IBLJ | 23 December 2021
In debt transactions, it is fairly standard for lenders to accept post-dated cheques (PDC) from borrowers as security for the repayment of loans. But what if such PDCs bounce upon being presented for payment? In normal practice, when a cheque is dishonoured, section 138 of the Negotiable Instruments Act, 1881 (act) makes non-payment a criminal offence. However, the issue that has been long deliberated is whether PDCs that have been issued as security breach section 138.
The recent judgement of the Supreme Court in Sripati Singh v The State of Jharkhand and Ors. provided clarity, holding that a PDC issued as security is not a worthless piece of paper. In this case, four loan agreements were entered into, which recorded the advancement of six cheques as security towards payment of the loan. The loan was not otherwise repaid and the cheques were presented for payment but were dishonoured. As a result, complaints under section 138 were filed. The High Court of Jharkhand held that cheques issued as ‘security’ do not breach section 138. However, the Supreme Court quashed that judgment and held that although the word “security” was used in the loan agreements, it referred to the cheques being issued towards repayment of instalments. Once the loan was disbursed and instalments fell due on the date of each cheque, dishonour of such cheques would fall under section 138.
The Supreme Court further held that any contention that section 138 would not apply to cheques issued as security, would succeed only where the debt had not become recoverable and the cheque issued as security had not yet matured for payment. The court held that there cannot be a hard and fast rule that a cheque which is issued as security can never be presented by the payee. If such is the understanding, then a cheque would be reduced to an on-demand promissory note. Only civil litigation would be available to the creditor to recover the debt, which is not the intention of the statute.
The case clarifies the stand of the Supreme Court on PDCs, but the position of PDCs issued as security in loan transactions depends upon the factual matrix of each case.

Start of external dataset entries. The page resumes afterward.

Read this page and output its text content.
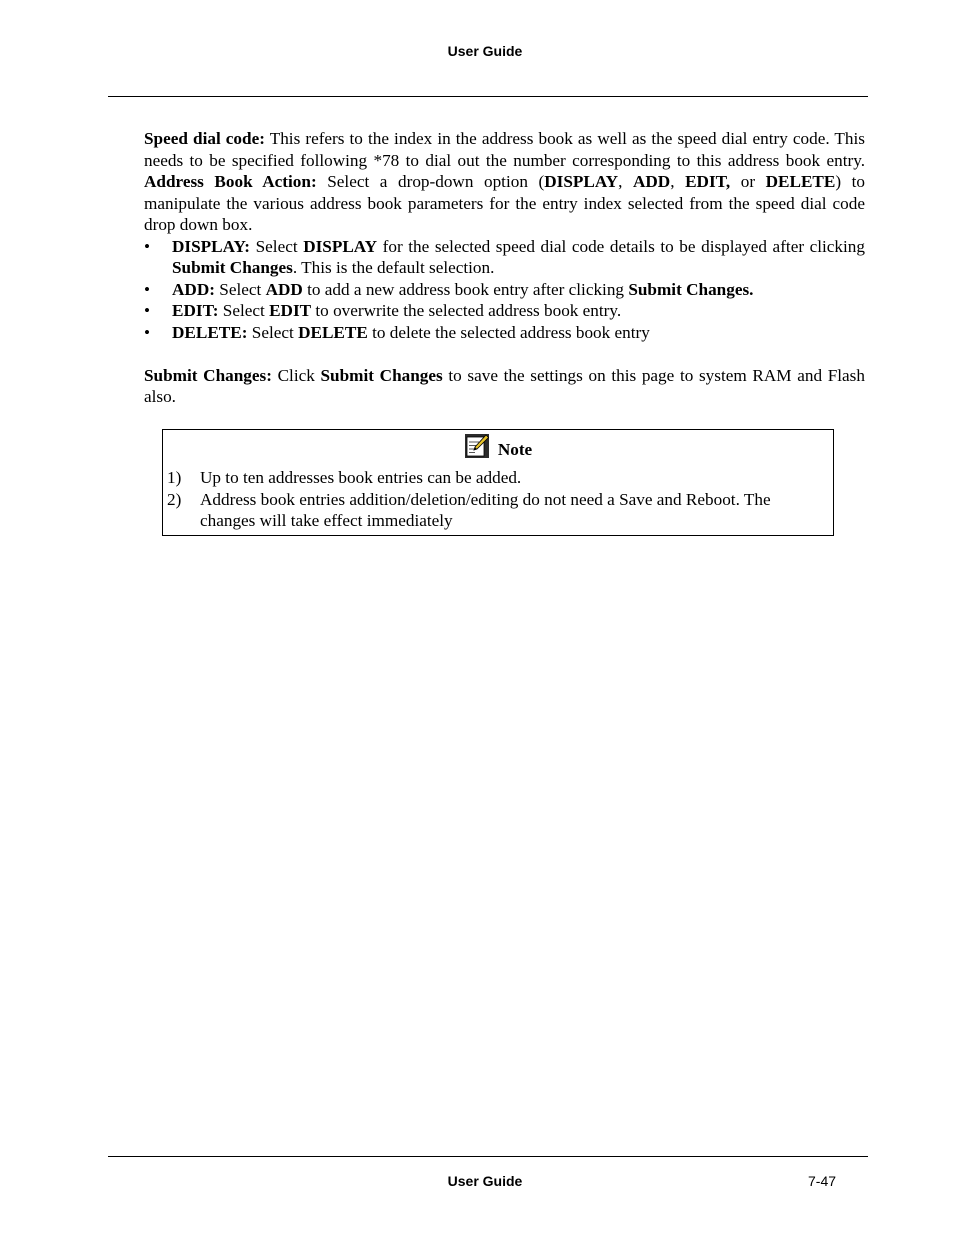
User Guide

Speed dial code: This refers to the index in the address book as well as the speed dial entry code. This needs to be specified following *78 to dial out the number corresponding to this address book entry. Address Book Action: Select a drop-down option (DISPLAY, ADD, EDIT, or DELETE) to manipulate the various address book parameters for the entry index selected from the speed dial code drop down box.

• DISPLAY: Select DISPLAY for the selected speed dial code details to be displayed after clicking Submit Changes. This is the default selection.
• ADD: Select ADD to add a new address book entry after clicking Submit Changes.
• EDIT: Select EDIT to overwrite the selected address book entry.
• DELETE: Select DELETE to delete the selected address book entry

Submit Changes: Click Submit Changes to save the settings on this page to system RAM and Flash also.

Note
1) Up to ten addresses book entries can be added.
2) Address book entries addition/deletion/editing do not need a Save and Reboot. The changes will take effect immediately
User Guide	7-47
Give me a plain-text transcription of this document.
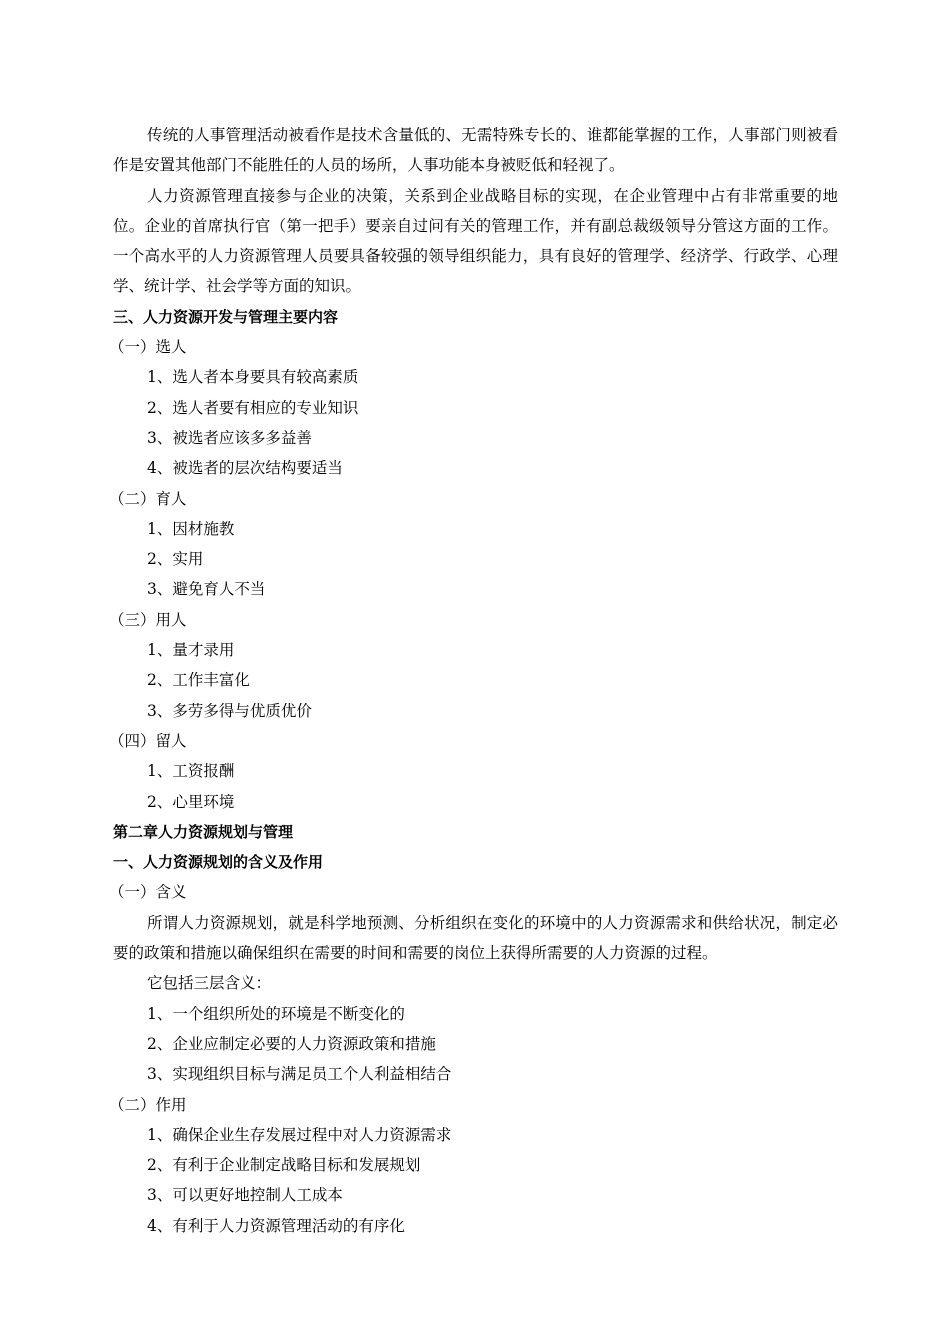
传统的人事管理活动被看作是技术含量低的、无需特殊专长的、谁都能掌握的工作，人事部门则被看作是安置其他部门不能胜任的人员的场所，人事功能本身被贬低和轻视了。

人力资源管理直接参与企业的决策，关系到企业战略目标的实现，在企业管理中占有非常重要的地位。企业的首席执行官（第一把手）要亲自过问有关的管理工作，并有副总裁级领导分管这方面的工作。一个高水平的人力资源管理人员要具备较强的领导组织能力，具有良好的管理学、经济学、行政学、心理学、统计学、社会学等方面的知识。

三、人力资源开发与管理主要内容

（一）选人

1、选人者本身要具有较高素质

2、选人者要有相应的专业知识

3、被选者应该多多益善

4、被选者的层次结构要适当

（二）育人

1、因材施教

2、实用

3、避免育人不当

（三）用人

1、量才录用

2、工作丰富化

3、多劳多得与优质优价

（四）留人

1、工资报酬

2、心里环境

第二章人力资源规划与管理

一、人力资源规划的含义及作用

（一）含义

所谓人力资源规划，就是科学地预测、分析组织在变化的环境中的人力资源需求和供给状况，制定必要的政策和措施以确保组织在需要的时间和需要的岗位上获得所需要的人力资源的过程。

它包括三层含义：

1、一个组织所处的环境是不断变化的

2、企业应制定必要的人力资源政策和措施

3、实现组织目标与满足员工个人利益相结合

（二）作用

1、确保企业生存发展过程中对人力资源需求

2、有利于企业制定战略目标和发展规划

3、可以更好地控制人工成本

4、有利于人力资源管理活动的有序化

In Uma Maheswar Reddy v R. Srinivasa Rao, prior to the discharge of the debt the parties reached a settlement on payment. The PDCs issued when the transaction was made could not therefore have been issued in discharge of any legally enforceable debt. Section 138 would not apply. The Supreme Court in Indus Airways Pvt. Ltd. v Magnum Aviation Pvt. Ltd., held that where a cheque was issued as an advance for the purchase of goods and such order could not be completed because of contractual issues, the cheque could not attract criminal liability under section 138 as there existed no legally enforceable debt at the date when the cheque was drawn. However, this judgment has been distinguished in subsequent matters. In Sampelly Rao v Indian Renewable Energy Development Agency Limited the Supreme Court held that where the loan was disbursed and instalments fell due on the date of the cheques, dishonour of such cheques would trigger section 138.
Problems have also arisen where the PDCs were drawn by a guarantor, not the principal debtor. In ICDS Ltd. v Beena Shabeer and Ors., the Supreme Court held that the expressions any cheque and other liability in section 138 reflected the intentions of lawmakers. Where a cheque is issued as security in the discharge of any debt or other liability, there is no restriction to the application of section 138 just because it is issued by a guarantor.
In light of these decisions, the following factors must be present for section 138 to operate on the dishonour of PDCs issued as security:
- The debt should be in existence at the time the PDCs are issued;
- The debt has become recoverable;
- The instalment has fallen due on the date of the PDC;
- The transaction documents do not restrict the presentation of cheques, and
- There is no agreement between the parties in relation to settlement or termination, prior to the due date of repayment.
Lenders should bear these aspects in mind when they accept PDCs for the repayment of a debt, whether or not they are described as security under the relevant loan agreement.